Tensions diplomatiques : Espagne ferme son espace aérien aux forces américaines engagées au Moyen-Orient
Le gouvernement espagnol a décidé d’interdire l’accès de son espace aérien aux appareils liés à l’offensive militaire américaine contre l’Iran. Une décision qui marque une escalade dans les tensions entre Pedro Sánchez et Donald Trump, sur fond de divergences profondes concernant le conflit au Moyen-Orient.
Le bras de fer diplomatique entre Espagne et les États-Unis franchit un nouveau cap. Après avoir déjà interdit, début mars, l’utilisation des bases militaires américaines situées en Andalousie, notamment à Rota et Morón, Madrid a décidé d’étendre ses restrictions à l’ensemble de son espace aérien.
Désormais, aucun avion impliqué, directement ou indirectement, dans les opérations militaires menées contre l’Iran ne pourra survoler le territoire espagnol. Cette mesure concerne aussi bien les appareils décollant du territoire espagnol que ceux transitant depuis d’autres pays européens comme le Royaume-Uni, l’Allemagne ou la France. Seules les missions strictement logistiques restent autorisées.

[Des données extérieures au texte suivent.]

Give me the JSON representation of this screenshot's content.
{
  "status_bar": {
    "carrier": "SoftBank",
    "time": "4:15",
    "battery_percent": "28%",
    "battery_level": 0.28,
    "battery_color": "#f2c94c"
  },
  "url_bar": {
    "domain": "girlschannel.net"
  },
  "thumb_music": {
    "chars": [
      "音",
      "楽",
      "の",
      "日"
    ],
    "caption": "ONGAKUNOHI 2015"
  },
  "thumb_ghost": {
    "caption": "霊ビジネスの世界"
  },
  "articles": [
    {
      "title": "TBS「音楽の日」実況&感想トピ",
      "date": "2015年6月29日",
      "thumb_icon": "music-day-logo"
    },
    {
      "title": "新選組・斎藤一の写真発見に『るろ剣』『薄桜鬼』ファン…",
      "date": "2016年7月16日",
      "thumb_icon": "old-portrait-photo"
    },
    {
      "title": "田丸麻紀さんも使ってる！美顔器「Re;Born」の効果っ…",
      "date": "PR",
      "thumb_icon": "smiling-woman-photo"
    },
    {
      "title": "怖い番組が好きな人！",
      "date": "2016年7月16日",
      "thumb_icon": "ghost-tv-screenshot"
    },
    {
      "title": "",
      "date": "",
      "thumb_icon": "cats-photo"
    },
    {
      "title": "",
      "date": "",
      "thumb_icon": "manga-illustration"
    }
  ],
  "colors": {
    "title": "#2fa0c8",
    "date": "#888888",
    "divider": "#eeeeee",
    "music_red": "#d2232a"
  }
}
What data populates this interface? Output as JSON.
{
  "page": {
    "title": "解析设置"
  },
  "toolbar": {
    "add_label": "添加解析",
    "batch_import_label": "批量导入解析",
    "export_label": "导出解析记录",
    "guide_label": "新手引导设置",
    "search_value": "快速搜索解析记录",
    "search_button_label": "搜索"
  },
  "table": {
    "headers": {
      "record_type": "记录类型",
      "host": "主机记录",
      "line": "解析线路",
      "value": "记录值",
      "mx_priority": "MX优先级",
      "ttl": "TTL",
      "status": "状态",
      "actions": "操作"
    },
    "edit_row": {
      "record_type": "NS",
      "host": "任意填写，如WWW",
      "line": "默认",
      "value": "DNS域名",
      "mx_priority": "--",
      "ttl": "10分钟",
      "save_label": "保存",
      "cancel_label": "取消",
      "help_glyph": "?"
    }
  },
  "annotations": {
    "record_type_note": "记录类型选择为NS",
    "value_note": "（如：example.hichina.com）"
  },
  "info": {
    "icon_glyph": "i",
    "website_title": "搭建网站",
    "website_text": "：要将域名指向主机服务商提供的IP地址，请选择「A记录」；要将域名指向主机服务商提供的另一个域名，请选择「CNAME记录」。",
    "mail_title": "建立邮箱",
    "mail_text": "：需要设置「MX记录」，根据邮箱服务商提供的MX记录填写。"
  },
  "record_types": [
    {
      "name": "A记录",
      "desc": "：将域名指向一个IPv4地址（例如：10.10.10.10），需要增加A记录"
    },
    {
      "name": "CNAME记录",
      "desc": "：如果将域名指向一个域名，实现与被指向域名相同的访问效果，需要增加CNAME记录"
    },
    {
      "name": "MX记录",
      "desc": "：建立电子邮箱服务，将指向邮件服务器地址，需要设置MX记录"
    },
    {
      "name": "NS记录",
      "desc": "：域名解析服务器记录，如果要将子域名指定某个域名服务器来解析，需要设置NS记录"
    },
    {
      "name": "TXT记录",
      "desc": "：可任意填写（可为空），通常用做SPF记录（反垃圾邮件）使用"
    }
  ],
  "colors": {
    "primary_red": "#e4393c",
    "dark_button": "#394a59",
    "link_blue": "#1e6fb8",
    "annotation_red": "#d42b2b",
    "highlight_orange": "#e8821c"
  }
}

Cette décision s’inscrit dans la ligne politique défendue par le chef du gouvernement espagnol, Pedro Sánchez, qui s’oppose ouvertement à l’offensive israélo-américaine au Moyen-Orient. « Non à la guerre », tel est le mot d’ordre affiché par le dirigeant socialiste, qui refuse toute implication, même indirecte, de son pays dans ce conflit.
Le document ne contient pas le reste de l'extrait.